Lots of alternatives to FB exist (Google+, MySpace, MSN, etc.), but none are as widely used, and ultimately they all have pretty much the same privacy rights. The price we pay for being able to use all this stuff for free (and it is an immense amount of technology & resource that powers a platform like Facebook) is that to a greater or lesser extent we are the product - they make their money from what they learn about us, and the advertising revenue that information can generate. The article/petition is an overreaction to a minimal change in the situation that has existed for years with Facebook's T&Cs (Snopes' response is much more reasonable!).

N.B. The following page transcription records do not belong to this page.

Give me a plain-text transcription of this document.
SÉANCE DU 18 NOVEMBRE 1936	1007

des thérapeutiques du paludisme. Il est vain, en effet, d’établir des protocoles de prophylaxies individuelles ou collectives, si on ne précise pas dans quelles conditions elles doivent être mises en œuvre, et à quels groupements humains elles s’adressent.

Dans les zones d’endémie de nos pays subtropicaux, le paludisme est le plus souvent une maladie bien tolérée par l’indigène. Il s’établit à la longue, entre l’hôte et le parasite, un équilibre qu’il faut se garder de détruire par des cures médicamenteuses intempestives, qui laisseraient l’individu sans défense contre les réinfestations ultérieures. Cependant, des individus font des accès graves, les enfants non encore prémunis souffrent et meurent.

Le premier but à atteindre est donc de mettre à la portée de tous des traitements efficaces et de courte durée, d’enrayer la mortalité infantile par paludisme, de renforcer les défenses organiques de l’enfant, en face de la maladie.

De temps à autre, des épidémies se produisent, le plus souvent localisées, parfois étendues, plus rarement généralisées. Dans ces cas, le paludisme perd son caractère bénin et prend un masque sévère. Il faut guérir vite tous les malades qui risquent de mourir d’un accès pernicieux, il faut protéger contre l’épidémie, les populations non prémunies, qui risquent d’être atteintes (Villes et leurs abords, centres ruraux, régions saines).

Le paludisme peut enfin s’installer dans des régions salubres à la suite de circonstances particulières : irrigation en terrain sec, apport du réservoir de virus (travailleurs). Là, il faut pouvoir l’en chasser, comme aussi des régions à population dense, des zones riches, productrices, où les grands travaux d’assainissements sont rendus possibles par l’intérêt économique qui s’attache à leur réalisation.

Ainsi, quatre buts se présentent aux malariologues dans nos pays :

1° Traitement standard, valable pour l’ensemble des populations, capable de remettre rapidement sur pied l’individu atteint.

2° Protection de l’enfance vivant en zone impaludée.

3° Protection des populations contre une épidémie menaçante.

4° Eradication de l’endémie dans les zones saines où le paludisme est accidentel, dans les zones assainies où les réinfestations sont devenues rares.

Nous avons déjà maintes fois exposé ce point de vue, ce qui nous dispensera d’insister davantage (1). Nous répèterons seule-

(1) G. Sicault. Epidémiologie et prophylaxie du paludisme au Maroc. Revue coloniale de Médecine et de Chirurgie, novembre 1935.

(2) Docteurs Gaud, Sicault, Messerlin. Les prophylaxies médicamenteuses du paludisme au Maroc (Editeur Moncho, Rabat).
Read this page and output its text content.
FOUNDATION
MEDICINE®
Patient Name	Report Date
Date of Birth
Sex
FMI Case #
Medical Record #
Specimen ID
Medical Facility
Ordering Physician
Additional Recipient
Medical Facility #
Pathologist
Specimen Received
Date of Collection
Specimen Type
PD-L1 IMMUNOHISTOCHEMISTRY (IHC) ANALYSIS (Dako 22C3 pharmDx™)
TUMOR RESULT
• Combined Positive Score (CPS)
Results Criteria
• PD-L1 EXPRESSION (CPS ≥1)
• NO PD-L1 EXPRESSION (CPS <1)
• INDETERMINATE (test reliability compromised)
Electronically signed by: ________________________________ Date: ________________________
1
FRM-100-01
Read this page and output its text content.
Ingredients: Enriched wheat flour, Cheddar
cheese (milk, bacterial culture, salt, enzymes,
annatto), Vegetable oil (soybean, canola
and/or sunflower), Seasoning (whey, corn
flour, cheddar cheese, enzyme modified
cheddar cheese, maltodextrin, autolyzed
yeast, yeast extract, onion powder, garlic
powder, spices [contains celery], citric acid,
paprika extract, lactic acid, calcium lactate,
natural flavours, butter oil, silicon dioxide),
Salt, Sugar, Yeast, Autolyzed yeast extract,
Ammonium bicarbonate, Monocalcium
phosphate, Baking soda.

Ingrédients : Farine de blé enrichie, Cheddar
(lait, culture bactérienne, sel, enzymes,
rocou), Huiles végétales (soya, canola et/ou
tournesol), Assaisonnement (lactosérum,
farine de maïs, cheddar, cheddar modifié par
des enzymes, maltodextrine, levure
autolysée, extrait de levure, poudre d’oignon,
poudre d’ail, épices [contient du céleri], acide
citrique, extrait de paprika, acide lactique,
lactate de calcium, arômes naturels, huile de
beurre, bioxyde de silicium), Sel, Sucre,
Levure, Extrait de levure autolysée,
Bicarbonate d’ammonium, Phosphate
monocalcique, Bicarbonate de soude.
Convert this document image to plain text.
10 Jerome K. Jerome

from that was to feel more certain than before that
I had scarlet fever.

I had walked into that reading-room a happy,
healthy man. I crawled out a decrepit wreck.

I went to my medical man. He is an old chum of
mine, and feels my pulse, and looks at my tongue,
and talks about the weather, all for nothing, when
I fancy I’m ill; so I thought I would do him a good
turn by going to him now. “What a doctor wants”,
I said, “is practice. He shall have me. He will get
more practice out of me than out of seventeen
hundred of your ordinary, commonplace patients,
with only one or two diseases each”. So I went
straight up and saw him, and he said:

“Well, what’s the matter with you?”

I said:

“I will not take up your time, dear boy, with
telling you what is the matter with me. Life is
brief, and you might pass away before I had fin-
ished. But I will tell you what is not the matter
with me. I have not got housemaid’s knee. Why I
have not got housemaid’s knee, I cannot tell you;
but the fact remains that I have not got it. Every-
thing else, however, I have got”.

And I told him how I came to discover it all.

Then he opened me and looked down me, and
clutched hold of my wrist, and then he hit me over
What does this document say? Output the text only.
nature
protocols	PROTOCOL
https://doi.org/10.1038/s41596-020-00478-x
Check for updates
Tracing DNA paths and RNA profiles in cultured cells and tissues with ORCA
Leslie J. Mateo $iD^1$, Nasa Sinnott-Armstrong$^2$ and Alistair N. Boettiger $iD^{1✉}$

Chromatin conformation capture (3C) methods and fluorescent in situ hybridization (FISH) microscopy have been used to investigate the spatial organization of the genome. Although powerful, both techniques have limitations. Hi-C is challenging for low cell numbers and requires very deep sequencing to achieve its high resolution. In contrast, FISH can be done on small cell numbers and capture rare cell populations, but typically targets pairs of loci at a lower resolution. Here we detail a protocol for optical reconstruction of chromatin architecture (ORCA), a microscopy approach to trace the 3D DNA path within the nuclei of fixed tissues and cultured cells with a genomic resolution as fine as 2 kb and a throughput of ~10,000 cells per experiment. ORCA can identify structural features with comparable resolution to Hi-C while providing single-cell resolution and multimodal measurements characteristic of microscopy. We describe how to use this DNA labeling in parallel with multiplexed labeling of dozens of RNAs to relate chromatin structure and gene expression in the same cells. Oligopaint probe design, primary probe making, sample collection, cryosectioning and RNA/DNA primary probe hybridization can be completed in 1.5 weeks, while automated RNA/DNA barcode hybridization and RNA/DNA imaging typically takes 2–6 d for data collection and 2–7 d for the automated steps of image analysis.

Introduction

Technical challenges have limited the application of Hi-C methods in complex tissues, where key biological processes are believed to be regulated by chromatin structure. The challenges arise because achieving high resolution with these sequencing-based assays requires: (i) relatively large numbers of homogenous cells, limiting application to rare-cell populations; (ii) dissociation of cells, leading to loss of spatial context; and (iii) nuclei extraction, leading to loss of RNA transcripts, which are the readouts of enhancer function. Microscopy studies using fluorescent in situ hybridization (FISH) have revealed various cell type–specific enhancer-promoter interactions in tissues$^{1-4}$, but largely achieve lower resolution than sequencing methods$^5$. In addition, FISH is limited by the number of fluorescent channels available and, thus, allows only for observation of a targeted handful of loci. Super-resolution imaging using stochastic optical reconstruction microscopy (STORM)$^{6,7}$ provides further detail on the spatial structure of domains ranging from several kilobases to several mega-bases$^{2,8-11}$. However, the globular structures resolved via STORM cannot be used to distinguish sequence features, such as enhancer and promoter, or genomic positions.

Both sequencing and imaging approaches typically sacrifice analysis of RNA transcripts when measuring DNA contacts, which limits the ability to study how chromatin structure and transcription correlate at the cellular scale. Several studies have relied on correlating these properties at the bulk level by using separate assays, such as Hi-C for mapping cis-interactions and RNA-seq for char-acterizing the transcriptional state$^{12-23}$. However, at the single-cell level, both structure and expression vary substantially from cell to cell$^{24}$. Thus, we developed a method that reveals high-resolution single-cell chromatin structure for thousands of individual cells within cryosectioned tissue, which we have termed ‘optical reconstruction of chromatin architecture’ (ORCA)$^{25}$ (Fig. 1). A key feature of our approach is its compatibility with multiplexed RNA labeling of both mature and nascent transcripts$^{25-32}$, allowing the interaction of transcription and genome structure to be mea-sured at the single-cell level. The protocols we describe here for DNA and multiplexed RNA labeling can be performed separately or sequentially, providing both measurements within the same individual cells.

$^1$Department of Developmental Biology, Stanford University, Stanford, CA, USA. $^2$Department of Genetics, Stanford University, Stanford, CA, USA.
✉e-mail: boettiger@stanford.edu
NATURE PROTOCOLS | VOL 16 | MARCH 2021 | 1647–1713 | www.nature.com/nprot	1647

I would rest assured that the app will not make calls or take photos without your permission (there would be a much bigger uproar than this if it did!) - but it has to request permission to use the camera/your contact list/etc in order to function usefully. The emotions experiment that James mentioned is no different to what every commercial website in the world does: an experiment with new features that shows one thing to 50% of users and something else to the rest, to see what produces the desired result. This testing (called A/B testing, see here http://en.wikipedia.org/wiki/A/B_testing ) is commonplace but, when Facebook/Twitter/etc. do it, it generates panic.
Ultimately, anything you put on a shared service like Facebook or Twitter or otherwise is to some extent "no longer yours" - but most privacy is an illusion these days anyway. If you use a credit/debit card, store loyalty card, mobile phone, any website at all (even without signing in), you are already being tracked, and this isn't really any different.
Facebook have access to everything you post on the site, but they're not "reading it" in that there's no person staring at your every status or photo - but they are almost certainly running a program that scans all your statuses and reports "hey, we should show this person more nappy adverts because they're always talking about babies," and automatically analyses photos for obvious obscenities, and suchlike.
I would say: carry on using what you're using, be aware of the privacy settings (i.e. make sure you know who you're sharing with), and ask a friendly geek if you have any deeper concerns. Most stories like this are panic-mongering - and often they're doing it because it's the most likely thing to get you to click their link, and earn them some advertising revenue. Cynical, I know, but true.